イフミ公爵はそれを聞くと、無言のままに本陣を出た。僅かな兵力と共に自領へ戻る準備を始めるのだ。マクシムはその後ろ姿を見て、ほっと溜息をもらした。
(グベルトン・イフミ。軍事の素人で戦争に関してはからっきしだが、イフミ公爵の地位を継いでからの政治手腕は本物だ。地味で目立たないが、保守派の中でも相当の影響力を持っている。臆病でもない。彼には、生きていて貰わなければならない。僕が真の王となるために)
マクシムは頭の中に打算を張り巡らせる。絶体絶命の戦況を前に、彼はそれ程の焦燥感を抱いていなかった。

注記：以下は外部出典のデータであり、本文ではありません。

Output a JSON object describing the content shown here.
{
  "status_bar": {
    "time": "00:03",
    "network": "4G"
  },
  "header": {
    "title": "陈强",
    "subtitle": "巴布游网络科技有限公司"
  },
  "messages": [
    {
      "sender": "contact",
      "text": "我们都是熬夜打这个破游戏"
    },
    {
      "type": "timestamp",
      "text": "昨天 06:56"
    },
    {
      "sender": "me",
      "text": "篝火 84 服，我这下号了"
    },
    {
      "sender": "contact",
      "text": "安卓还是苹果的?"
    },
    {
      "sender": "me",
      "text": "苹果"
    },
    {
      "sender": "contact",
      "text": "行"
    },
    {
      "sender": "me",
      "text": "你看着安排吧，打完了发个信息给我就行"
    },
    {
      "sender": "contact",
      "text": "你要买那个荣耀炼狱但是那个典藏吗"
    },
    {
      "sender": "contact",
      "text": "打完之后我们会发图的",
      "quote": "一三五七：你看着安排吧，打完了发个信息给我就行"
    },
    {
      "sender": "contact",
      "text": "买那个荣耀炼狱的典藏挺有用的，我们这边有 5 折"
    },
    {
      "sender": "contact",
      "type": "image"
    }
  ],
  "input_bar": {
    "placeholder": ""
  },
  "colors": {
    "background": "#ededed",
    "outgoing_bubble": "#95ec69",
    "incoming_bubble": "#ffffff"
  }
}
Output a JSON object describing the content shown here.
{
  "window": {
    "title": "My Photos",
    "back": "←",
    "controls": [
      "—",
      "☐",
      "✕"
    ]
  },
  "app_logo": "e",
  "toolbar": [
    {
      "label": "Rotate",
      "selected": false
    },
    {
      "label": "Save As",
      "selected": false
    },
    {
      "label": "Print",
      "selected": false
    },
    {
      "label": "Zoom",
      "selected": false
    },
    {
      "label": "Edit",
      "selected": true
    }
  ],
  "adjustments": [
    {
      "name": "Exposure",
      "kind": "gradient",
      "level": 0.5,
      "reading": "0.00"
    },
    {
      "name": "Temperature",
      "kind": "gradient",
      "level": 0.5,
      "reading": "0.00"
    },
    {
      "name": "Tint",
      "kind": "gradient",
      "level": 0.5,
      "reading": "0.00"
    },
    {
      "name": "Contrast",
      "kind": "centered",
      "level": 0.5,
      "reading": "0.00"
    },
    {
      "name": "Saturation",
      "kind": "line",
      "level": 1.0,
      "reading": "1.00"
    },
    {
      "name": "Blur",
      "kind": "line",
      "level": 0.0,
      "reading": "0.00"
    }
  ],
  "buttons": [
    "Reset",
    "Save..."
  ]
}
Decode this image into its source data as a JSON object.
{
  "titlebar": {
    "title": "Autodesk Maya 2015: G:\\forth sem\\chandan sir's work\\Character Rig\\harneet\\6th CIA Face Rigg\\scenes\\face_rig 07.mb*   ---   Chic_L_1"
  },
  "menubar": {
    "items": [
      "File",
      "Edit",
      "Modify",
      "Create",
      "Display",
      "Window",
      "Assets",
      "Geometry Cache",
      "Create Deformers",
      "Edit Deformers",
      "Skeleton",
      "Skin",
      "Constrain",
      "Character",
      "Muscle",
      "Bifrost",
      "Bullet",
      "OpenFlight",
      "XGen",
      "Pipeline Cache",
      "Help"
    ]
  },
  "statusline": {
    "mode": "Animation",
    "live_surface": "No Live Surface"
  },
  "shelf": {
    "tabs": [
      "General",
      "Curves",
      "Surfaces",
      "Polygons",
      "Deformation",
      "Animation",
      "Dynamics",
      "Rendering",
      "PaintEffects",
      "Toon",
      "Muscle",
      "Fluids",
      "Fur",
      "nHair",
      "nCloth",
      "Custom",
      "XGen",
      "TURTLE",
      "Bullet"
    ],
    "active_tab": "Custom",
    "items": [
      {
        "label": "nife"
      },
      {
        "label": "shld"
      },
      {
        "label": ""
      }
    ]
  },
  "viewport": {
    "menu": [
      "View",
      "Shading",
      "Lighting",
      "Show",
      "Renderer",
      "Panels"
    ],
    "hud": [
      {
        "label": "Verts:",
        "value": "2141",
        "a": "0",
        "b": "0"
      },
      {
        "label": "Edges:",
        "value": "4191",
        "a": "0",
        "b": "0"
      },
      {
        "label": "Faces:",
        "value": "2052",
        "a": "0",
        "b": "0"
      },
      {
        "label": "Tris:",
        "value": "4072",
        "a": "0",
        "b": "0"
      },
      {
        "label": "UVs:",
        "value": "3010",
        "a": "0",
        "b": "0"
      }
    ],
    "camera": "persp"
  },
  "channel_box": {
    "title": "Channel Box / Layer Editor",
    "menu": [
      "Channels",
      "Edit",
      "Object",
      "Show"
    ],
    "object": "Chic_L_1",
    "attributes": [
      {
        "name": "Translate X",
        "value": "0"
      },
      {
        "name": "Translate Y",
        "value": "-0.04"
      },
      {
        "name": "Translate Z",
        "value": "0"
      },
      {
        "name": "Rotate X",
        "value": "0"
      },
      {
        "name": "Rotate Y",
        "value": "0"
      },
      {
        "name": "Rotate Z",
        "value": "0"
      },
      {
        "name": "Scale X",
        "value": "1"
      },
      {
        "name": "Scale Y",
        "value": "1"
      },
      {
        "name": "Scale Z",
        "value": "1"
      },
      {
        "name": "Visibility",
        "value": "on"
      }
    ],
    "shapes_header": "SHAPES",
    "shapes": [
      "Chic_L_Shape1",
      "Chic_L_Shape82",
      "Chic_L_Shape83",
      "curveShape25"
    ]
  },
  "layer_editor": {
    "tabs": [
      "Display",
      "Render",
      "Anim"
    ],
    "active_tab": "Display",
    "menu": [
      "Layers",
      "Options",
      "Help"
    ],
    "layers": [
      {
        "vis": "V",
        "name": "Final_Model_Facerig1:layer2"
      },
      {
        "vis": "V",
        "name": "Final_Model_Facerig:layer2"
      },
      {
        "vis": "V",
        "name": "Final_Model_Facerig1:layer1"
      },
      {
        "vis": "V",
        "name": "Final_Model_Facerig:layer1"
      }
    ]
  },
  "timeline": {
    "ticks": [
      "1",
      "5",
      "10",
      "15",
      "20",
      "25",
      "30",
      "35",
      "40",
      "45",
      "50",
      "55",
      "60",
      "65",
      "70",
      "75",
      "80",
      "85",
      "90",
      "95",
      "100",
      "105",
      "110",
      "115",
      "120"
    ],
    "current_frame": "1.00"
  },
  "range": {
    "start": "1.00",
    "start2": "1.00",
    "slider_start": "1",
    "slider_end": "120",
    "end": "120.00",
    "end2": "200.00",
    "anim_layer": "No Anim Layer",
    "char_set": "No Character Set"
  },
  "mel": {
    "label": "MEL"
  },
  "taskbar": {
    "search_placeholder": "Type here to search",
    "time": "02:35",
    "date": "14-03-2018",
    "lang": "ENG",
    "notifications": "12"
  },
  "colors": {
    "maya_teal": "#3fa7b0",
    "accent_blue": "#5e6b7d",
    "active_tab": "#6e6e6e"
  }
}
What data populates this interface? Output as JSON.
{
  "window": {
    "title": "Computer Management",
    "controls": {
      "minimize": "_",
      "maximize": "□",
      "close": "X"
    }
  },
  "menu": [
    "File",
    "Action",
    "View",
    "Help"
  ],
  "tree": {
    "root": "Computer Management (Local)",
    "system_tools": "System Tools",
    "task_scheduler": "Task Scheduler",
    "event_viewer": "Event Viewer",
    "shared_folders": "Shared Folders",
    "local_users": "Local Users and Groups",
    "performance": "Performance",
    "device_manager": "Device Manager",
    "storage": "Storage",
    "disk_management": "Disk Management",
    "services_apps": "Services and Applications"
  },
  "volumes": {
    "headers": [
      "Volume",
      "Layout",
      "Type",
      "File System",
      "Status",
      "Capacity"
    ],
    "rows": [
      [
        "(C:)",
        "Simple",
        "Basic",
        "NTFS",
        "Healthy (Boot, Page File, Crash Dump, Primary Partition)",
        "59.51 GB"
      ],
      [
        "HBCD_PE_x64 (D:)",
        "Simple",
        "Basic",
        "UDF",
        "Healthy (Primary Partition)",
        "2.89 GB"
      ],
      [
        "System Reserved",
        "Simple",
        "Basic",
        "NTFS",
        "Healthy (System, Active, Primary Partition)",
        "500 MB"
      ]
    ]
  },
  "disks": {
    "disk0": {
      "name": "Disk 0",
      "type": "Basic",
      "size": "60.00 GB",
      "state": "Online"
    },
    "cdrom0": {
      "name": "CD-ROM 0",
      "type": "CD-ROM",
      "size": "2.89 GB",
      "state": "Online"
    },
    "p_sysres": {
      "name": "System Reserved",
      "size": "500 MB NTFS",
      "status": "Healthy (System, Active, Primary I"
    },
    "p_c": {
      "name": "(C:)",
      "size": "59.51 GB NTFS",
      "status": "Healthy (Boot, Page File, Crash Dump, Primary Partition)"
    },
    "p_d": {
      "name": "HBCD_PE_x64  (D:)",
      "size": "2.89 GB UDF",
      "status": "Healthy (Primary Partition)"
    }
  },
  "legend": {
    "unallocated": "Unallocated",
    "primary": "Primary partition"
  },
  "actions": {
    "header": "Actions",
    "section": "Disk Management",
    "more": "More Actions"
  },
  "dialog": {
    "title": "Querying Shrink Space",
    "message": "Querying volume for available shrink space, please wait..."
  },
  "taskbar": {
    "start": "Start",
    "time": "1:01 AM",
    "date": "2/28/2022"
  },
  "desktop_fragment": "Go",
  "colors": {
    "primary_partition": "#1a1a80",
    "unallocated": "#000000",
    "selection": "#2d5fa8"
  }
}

(マクシム・カタパルト。先代国王の甥であり、王位第二継承権を持つ男。女からの評判の良さに若者はやれ軟弱だだのと妬んでいるが、馬鹿ではない。ジル・カタパルトよりかは余程頭は回るだろう。何か、策はあるはずなのだ。そして、私がそれを知る必要はない。策があって、無事に帰ってくるならそれで十分だ)
イフミ公爵は頭の中に考えを張り巡らせる。彼は軍事に関しては愚鈍だが、権謀術策渦巻く政界で頭角を表してきただけあって、知略は十分持ち合わせていた。